7. Ci sono vestiti e colori che non si devono mai usare su un set?
Puoi chiedere anche al nostro DOP... di solito evitiamo i bianchi ottici, motivi troppo chiassosi, quadretti piccoli, tipo pied de poule o righe troppo strette e fitte che possono dare fastidio alla fotografia. Di mio gusto, amo dare pennellate di colori, ma non troppo accesi, sempre un pò polverosi e caldi, che rendono anche un’idea di vissuto del capo e li trovo in generale più eleganti, ma amo in generale usare i colori e in tutte le loro varianti, specialmente il rosso, il verde e … il viola, che ahimè alcuni registi e specialmente alcuni attori di teatro si rifiutano di usare per un fatto scaramantico.
8. Se qualcuno volesse iniziare a fare il tuo lavoro, che consiglio daresti?

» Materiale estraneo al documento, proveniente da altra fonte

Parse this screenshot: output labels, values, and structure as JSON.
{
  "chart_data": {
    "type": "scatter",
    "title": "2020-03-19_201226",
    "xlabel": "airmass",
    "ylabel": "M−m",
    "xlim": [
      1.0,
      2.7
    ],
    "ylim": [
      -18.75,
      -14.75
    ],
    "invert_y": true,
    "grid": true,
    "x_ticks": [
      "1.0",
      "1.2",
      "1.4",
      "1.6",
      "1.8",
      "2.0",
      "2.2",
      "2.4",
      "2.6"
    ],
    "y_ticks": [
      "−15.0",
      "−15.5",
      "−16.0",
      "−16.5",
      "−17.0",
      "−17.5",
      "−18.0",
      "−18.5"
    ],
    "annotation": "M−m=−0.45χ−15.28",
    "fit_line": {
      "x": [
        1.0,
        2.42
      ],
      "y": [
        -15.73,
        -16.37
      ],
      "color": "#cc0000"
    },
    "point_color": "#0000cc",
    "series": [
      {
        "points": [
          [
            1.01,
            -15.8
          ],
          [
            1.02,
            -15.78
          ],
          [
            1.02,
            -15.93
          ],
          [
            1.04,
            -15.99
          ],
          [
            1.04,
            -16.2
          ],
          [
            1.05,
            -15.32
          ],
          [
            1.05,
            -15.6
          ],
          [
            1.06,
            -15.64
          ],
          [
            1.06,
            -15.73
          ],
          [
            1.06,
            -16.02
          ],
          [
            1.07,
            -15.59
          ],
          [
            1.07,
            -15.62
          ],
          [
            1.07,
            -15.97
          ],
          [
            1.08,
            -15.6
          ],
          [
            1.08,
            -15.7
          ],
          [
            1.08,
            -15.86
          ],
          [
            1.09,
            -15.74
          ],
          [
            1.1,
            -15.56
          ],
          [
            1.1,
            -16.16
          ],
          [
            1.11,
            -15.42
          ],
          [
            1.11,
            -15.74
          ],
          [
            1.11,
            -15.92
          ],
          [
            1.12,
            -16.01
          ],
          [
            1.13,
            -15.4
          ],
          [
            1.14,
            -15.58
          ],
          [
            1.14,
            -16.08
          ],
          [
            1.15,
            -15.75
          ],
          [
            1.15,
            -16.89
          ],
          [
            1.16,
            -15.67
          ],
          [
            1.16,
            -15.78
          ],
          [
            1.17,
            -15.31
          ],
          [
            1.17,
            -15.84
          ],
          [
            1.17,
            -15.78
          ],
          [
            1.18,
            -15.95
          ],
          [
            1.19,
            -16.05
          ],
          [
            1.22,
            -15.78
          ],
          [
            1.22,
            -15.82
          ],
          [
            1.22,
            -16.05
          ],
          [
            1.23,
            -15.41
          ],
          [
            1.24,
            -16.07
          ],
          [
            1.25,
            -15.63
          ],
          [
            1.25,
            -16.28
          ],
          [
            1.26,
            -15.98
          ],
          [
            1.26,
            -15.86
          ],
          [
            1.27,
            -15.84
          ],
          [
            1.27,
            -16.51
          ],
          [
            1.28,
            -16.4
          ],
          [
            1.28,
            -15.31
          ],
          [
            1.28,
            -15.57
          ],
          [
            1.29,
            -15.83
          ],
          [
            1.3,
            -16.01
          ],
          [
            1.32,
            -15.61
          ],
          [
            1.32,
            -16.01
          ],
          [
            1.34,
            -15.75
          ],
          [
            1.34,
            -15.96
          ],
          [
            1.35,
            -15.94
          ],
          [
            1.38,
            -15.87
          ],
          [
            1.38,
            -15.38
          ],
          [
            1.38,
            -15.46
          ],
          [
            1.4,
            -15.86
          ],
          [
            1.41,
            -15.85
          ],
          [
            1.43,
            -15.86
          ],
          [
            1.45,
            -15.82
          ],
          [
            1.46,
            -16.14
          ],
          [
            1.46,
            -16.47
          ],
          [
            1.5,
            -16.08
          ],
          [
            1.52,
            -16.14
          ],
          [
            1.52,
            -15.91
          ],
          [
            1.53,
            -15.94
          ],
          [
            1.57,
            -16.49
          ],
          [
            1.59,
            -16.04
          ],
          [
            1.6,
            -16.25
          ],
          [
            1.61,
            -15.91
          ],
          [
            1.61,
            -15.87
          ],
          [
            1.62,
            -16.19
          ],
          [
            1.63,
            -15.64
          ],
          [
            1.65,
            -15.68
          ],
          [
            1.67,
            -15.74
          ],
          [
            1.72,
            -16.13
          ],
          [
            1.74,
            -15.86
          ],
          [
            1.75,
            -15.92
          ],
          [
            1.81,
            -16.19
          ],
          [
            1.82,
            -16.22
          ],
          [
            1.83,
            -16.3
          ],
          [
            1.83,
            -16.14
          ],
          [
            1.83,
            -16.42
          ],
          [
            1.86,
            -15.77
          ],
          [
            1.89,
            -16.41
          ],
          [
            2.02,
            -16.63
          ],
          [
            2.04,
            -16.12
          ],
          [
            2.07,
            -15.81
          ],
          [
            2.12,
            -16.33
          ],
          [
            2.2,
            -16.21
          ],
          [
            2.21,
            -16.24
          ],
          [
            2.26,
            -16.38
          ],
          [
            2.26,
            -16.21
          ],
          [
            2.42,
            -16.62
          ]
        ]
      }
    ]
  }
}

Consiglierei di mandare curriculum ai costumisti, agli assistenti costumisti e non avere paura di insistere per essere coinvolti a fare un'esperienza, anzi più esperienze sul set, perché le scuole vanno bene, ma questo mestiere si impara guardando e facendolo. Di vedere tanti e tanti film. vecchi e odierni, di andare al cinema e rimanere perennemente aggiornati su tutto, osservare tanto, anche la gente per strada e in ogni posto in cui si va (con discrezione possibilmente) e fotografare sempre con la mente. Dopo di che fare tutto con passione, entusiasmo e specialmente tanto divertimento e ironia.
Muori di Lei è un film di Stefano Sardo, prodotto da Nightswim, in produzione associata con Medusa Film e in coproduzione con Bas Celik, con il sostegno del MIC - Ministero della Cultura e di Lazio Cinema International. Dal 20 marzo al cinema.